O dia em que viemos para Curitiba

Publicado em Cotidiano
Malas - Curitiba

Já contei para vocês em outro post como foi a nossa decisão (sábia decisão, eu diria) de nos mudarmos de São Paulo para Curitiba. O que vocês não sabem é como foi esse dia tão aguardado e nada planejado por nós. Juro que vou fazer um esforço extra pra lembrar de tudo com detalhes, já que a minha memória me ama e apaga automaticamente todas essas coisas bizarras do meu cérebro. Vamos lá!

Na semana da viagem nós decidimos fazer um encontro com os nossos amigos para que pudéssemos nos despedir e matar um pouco a saudade daqueles que a gente não via há bastante tempo. A despedida aconteceu um dia antes de nos mudarmos, e a desgraceira já começou aí. Não consigo entender o motivo até hoje, mas escolhemos o bar mais quente da cidade e mesmo já sendo de tardezinha, cada minuto que a gente passava lá dentro fazia o sol brilhar mais forte lá fora e foi ficando cada vez mais abafado-insuportável-desesperador. Os amigos foram chegando e todos, sem exceção, reclamaram daquele lugar. Alguém muito sensato sugeriu que a gente mudasse os planos e partisse para outro lugar, talvez um pouco mais agradável do que aquela sala de espera do inferno. Fomos para o vão livre do MASP (nosso lugar favorito de São Paulo) e o resto da noite foi maravilhoso.
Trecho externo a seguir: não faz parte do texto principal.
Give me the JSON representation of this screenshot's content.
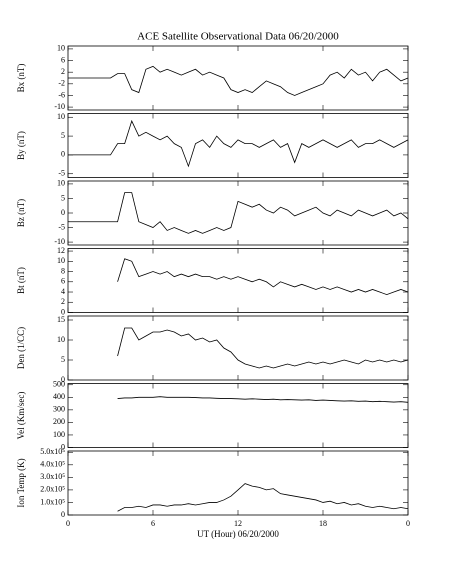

Voltamos pra casa bem animados e com os corações cheios de amor <3 Conversamos muito antes de dormir e tínhamos certeza absoluta que essa tinha sido a melhor decisão que tomamos na vida. No dia seguinte, acordamos (possivelmente atrasados), conferimos cada cantinho daquele apartamento pra ter certeza que não deixaríamos nada pra trás e partimos com a esperança de que tudo daria certo. O apartamento ficava a dois quarteirões do metrô e, antes da gente conseguir chegar lá, minha mala super gigante e pesada quebrou. No meio da rua. E não tinha cristo que conseguia ajeitar aquelas rodinhas. A solução foi arrastar a mala sem as rodinhas mesmo e seguir o nosso caminho.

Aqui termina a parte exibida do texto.